Hi Team, I submitted 3 submissions yesterday but 2 of them have failed and the logging file doesn't show any errors. The only difference is that previously i had submissions with approx 8 models on my docker container but i now have 12 . Though the dockerfile is of only 3.4GB against the 8GB limit. My submission ID's are : 9704113 and 9704112 I tested these docker containers before uploading and there wasn't any issue. Could you please let me know what went wrong.

Created by Srinivas Chilukuri R2D2
Done!
Thank you very much ! That running submission you mentioned (9704121) did fail because of time out issue, could you help us restart that under longer time limit as well because that one is also based on CPU. Very appreciate the help!
@arielis Sorry to hear that!! I've certainly been there myself...
@R2D2 yep, thanks for following up. We worked with UAB to get a 48 h time limit. Unfortunately if they take longer than that, we willl not be able to run them. I restarted submission 9704113 and 9704112. You also have another submission that is currently running. I expect that will also hit the old time limit but i can restart that under the longer time limit.
Hi , I noticed there are other discussion too regarding the time limit. Will it be possible, if you can increase the time limit for these submissions since our submissions are based on CPU.
Thanks and waiting for your reply :)
My container also failed, unfortunately, but I can trace the reason to a python syntax incompatibility in the last line of the script, summing the results...
To clarify, the limit is 12 hours currently.
If your container is not configured to use the GPU it could definitely take longer, but the submission jobs also have 8 CPUs and 64 GB RAM, so they have a reasonable amount of CPU processing power as well.

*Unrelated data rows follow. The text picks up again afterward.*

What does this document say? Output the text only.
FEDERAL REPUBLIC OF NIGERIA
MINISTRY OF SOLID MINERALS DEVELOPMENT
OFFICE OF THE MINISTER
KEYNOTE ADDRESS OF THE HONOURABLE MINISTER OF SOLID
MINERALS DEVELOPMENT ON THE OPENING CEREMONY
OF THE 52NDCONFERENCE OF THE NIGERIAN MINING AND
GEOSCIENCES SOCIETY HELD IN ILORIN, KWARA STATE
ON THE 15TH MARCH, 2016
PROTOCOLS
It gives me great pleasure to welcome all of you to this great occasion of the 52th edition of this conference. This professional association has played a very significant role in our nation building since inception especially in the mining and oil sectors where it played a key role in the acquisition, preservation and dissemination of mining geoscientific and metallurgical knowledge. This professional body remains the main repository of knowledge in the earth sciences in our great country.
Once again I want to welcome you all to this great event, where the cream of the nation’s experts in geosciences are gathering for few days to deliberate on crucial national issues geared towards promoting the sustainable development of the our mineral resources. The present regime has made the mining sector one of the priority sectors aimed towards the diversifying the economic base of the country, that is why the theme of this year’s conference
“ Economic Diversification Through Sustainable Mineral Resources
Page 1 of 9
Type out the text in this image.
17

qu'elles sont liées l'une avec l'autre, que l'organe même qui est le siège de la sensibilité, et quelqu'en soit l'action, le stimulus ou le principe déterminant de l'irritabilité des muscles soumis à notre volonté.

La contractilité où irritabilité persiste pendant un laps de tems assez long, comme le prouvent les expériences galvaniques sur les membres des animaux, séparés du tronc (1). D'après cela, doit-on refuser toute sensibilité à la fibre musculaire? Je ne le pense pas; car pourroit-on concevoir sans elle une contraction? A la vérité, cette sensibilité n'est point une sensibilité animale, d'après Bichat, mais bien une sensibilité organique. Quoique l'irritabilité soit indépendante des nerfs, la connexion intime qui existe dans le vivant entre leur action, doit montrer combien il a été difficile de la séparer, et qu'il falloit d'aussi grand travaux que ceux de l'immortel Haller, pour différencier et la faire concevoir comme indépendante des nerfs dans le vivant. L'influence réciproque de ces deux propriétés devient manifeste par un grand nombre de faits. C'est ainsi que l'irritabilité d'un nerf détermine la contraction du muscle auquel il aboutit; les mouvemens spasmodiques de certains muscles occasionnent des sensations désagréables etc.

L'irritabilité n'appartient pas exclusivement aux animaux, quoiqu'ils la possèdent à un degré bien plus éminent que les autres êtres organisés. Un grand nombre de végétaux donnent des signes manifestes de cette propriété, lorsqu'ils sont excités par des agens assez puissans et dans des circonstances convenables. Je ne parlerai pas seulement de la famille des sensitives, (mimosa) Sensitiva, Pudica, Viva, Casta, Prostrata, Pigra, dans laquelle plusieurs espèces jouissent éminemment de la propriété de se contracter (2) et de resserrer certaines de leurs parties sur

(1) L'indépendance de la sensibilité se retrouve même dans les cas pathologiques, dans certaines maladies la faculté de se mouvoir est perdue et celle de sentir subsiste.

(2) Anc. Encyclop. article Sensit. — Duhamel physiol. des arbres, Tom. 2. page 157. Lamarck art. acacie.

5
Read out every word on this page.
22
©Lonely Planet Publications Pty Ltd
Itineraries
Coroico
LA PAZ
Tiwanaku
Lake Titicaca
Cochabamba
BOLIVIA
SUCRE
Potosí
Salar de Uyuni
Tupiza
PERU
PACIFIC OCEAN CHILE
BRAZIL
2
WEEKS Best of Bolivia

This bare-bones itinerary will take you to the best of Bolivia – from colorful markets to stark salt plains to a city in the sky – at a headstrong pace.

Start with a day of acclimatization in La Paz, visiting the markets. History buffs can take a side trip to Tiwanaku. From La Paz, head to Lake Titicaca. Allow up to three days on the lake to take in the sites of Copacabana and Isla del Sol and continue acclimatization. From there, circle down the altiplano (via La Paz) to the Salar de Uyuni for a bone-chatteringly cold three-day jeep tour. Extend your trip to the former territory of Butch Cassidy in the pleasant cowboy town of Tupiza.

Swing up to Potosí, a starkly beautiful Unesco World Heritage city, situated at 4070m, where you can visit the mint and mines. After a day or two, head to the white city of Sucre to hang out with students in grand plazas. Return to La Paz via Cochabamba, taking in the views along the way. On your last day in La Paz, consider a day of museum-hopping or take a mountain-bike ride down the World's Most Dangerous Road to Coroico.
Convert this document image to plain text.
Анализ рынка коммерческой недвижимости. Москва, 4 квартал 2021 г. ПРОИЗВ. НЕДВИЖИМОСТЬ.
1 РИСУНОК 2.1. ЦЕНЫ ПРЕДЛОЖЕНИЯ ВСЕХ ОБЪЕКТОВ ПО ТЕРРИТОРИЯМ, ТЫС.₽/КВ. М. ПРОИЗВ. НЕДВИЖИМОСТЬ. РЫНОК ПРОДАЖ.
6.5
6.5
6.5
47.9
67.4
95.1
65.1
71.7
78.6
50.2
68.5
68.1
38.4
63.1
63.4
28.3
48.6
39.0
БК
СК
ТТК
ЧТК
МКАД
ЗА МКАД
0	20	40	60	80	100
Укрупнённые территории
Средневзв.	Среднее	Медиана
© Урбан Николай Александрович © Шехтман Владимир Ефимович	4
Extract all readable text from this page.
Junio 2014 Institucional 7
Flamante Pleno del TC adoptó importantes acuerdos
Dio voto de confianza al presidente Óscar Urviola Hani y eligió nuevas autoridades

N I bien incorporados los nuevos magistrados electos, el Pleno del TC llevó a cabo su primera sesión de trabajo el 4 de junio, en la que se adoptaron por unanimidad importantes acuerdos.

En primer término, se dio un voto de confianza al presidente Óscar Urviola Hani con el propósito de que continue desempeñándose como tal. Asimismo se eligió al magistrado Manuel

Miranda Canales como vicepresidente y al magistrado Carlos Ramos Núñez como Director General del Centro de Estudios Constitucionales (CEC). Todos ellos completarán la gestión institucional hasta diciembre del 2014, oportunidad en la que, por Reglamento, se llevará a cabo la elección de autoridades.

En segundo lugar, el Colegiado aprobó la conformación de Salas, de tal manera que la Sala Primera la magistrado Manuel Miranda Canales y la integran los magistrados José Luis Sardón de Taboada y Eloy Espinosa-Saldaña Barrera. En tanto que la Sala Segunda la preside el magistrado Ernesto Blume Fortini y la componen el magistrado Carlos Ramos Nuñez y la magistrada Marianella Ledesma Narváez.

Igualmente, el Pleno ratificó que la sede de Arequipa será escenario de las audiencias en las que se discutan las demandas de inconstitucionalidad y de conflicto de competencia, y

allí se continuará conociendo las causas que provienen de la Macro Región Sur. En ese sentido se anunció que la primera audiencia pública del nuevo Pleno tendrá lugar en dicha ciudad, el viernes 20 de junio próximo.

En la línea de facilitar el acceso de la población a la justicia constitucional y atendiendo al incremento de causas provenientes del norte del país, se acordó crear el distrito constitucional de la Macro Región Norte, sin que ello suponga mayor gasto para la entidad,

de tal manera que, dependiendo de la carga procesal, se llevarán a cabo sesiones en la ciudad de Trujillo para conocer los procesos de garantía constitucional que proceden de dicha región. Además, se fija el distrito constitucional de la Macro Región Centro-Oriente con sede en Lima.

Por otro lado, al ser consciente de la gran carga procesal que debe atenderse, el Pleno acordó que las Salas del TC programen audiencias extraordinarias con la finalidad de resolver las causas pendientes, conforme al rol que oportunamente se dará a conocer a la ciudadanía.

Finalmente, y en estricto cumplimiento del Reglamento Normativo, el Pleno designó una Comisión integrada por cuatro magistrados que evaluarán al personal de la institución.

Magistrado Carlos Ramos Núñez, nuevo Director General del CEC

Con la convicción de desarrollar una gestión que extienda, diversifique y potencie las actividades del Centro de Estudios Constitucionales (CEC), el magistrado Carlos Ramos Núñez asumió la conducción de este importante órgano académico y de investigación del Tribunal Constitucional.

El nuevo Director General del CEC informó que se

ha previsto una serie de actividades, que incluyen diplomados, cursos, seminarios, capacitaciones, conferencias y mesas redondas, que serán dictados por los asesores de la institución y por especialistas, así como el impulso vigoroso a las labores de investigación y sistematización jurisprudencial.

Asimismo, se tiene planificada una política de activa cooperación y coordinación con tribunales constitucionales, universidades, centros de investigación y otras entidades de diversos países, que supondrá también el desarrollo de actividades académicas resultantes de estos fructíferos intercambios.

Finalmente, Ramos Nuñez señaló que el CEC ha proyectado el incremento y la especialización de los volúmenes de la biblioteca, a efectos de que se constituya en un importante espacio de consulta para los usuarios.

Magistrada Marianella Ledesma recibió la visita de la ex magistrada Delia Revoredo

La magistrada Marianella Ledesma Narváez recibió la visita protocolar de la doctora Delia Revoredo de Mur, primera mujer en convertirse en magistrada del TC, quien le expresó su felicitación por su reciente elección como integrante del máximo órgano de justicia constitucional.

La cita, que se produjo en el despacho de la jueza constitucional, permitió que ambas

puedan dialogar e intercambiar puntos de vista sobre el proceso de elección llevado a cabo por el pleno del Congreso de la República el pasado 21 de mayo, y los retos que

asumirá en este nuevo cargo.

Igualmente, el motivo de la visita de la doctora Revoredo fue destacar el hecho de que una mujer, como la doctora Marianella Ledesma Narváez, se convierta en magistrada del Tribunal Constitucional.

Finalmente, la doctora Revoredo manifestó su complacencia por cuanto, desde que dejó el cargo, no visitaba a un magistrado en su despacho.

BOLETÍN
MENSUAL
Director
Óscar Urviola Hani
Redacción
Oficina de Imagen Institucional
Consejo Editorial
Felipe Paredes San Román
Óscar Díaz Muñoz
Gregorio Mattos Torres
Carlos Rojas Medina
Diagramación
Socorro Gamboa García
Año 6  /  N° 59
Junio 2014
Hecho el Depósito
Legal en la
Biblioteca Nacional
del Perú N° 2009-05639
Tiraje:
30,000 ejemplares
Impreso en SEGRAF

Based on the fact that they used to take about 7 hours, i'm betting that increasing the model size by 50% might have pushed you over the time limit. I'll look into this a little more and get back to you.
Thanks a lot for your reply. Previous submissions used to take approx 7hours. One question: My docker is based on CPU since I don't have a GPU with machine with me to build the container. Though I am uploading a non trainable docker container, could that be the issue behind this?
I'm wondering if the addtion of the extra 4 models pushed you over the limit.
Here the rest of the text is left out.